From Swan Lake to Swansea, from the darkness of the Swedish winter to Brighton, it has been the path less travelled. Graham Potter heads to Brighton & Hove Albion’s next manager with a unique CV. If there is a suspicion that most of the Brits appointed by Premier League clubs are the same faces with ever fewer ideas and still less ambitious brands of football, Potter appears the exception.
Having coached at Hull and Leeds Metropolitan Universities and managed Ostersunds, some 300 kilometres from the Arctic Circle, where winter temperatures can be around minus 25°C, he represents the curiosity who has become coveted. His departure from Swansea City, where he has been hugely popular with supporters, should extricate a predictable Brighton team from a straitjacket. He promises to be the antithesis of his predecessor.
The sacked Chris Hughton did an admirable job, but within parameters. Potter's career path shows he has not limited himself. The dismissed Brighton manager's last point came in a draw at the Emirates Stadium. Remarkably, Potter beat Arsenal there with Ostersunds, the club he inherited when they were in Sweden's fourth tier and after being recommended by Graeme Jones, Roberto Martinez's long-time assistant.
If he was obscured to British audiences for much of his eight years in Scandinavia, a solitary season in the Football League has rendered him hot property. Early impressions helped convince Swansea fans that wizardry was not confined to another Potter. The substitute Yan Dhanda scored the opening-day winner at Sheffield United with his first touch in professional football. Last season, only Lyon, Chelsea and Swansea went 2-0 up against Manchester City which, even in defeat, indicated how ambitious their football was.
Not all of Potter’s schemes worked – the slight No 10 Bersant Celina did not prosper as a deep-lying playmaker against a robust Birmingham City side, for instance – but he showed a refreshing willingness to experiment that marked him out as an original thinker. Few managers have deployed a 4-2-2-2 formation in the Championship but Potter has been that rarity.
Yet while the most eye-catching details of his time in Sweden – getting his players to perform Swan Lake in front of fans – could suggest an eccentric with a litany of leftfield schemes, Swansea did nothing of the kind, suggesting Potter can adapt to circumstances, and that there is method to the supposed madness.
Swansea’s 10th-place finish may look underwhelming for a club that had been playing in the Premier League the previous year. It was the context that rendered it impressive. Potter prospered amid chaos and cutbacks, excelling with understudies and unknowns. A fire sale followed relegation.
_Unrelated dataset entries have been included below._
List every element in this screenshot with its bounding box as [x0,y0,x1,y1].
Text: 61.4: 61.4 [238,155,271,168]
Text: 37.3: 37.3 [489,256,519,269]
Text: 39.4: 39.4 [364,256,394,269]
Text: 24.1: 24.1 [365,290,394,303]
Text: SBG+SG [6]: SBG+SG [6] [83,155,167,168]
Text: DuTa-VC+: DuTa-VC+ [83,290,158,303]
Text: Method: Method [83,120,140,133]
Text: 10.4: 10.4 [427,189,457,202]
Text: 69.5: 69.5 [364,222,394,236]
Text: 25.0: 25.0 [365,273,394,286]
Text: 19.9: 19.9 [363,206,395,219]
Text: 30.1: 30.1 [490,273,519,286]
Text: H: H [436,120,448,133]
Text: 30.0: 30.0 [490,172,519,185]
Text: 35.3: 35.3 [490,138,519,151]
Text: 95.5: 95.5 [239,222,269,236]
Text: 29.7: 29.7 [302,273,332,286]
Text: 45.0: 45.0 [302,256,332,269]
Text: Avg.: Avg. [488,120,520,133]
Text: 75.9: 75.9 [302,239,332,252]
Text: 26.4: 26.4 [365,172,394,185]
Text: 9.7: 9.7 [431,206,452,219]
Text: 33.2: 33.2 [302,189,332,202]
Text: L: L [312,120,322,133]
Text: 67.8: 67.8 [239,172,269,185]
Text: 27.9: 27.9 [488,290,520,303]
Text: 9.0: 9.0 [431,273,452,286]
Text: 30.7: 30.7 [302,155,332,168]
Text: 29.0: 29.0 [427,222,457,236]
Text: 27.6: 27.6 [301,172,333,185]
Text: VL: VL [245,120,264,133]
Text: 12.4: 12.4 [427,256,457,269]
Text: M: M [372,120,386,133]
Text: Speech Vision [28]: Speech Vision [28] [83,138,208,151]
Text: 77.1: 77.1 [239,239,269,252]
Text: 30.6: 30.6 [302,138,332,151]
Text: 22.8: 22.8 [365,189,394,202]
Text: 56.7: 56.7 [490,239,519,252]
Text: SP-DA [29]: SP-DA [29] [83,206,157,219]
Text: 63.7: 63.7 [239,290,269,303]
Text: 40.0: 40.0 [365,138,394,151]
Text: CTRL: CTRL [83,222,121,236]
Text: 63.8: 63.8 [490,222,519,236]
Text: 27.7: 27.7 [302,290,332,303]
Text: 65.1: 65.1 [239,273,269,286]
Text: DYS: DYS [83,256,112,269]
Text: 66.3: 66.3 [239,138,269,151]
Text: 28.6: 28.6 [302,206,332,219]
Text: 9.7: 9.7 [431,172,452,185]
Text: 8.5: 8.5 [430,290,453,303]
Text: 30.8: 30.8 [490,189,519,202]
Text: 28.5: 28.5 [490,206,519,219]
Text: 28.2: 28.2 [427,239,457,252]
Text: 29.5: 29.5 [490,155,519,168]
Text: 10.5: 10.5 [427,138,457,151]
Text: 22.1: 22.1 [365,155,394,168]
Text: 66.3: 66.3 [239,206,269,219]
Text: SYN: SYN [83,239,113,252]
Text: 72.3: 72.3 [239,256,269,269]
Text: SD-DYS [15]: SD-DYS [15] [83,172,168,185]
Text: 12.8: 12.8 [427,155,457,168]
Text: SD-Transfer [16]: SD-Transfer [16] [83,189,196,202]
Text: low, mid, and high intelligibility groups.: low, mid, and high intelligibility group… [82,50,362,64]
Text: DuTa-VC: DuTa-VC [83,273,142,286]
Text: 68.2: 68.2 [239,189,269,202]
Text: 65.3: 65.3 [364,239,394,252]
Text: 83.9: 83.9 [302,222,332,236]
When the summer transfer window closed, Potter was left with an unbalanced squad: Swansea only owned one senior centre-back, Mike van der Hoorn, and a solitary fit striker, Oli McBurnie. But Potter made the most of what he had: McBurnie scored a career-best 24 goals.
A second clearout in January left a still more slender squad; some 17 players left over the two windows, with a further five going at the end of this season. For those who have not seen Swansea since their Premier League days, the team is unrecognisable. Yet that is also a compliment to Potter; the exodus of the established created a blank canvas and a manager who once put on an art exhibition in Sweden used it to paint a picture of his vision of football.
McBurnie and Daniel James, the breakout star who is now wanted by Manchester United, were the flagship successes for his policy of trusting the up and coming and his skills as coach who can conjure more from his players. Four young Swans have got Wales call-ups this season and that capacity to mould and improve the emerging should suit Dan Ashworth, Brighton’s director of football, who is fully aware of the young talent coming through England’s age-group teams.
Whereas only Watford and Chelsea named older sides than Brighton, whose oldest group averaged out at 29.4, Potter picked the youngest group in the Championship, at just 23.5. While Brighton had the fourth lowest share of possession in the Premier League, Swansea had the third most in the lower division. It is that progressiveness, of both principle and personnel, that gives Potter such appeal.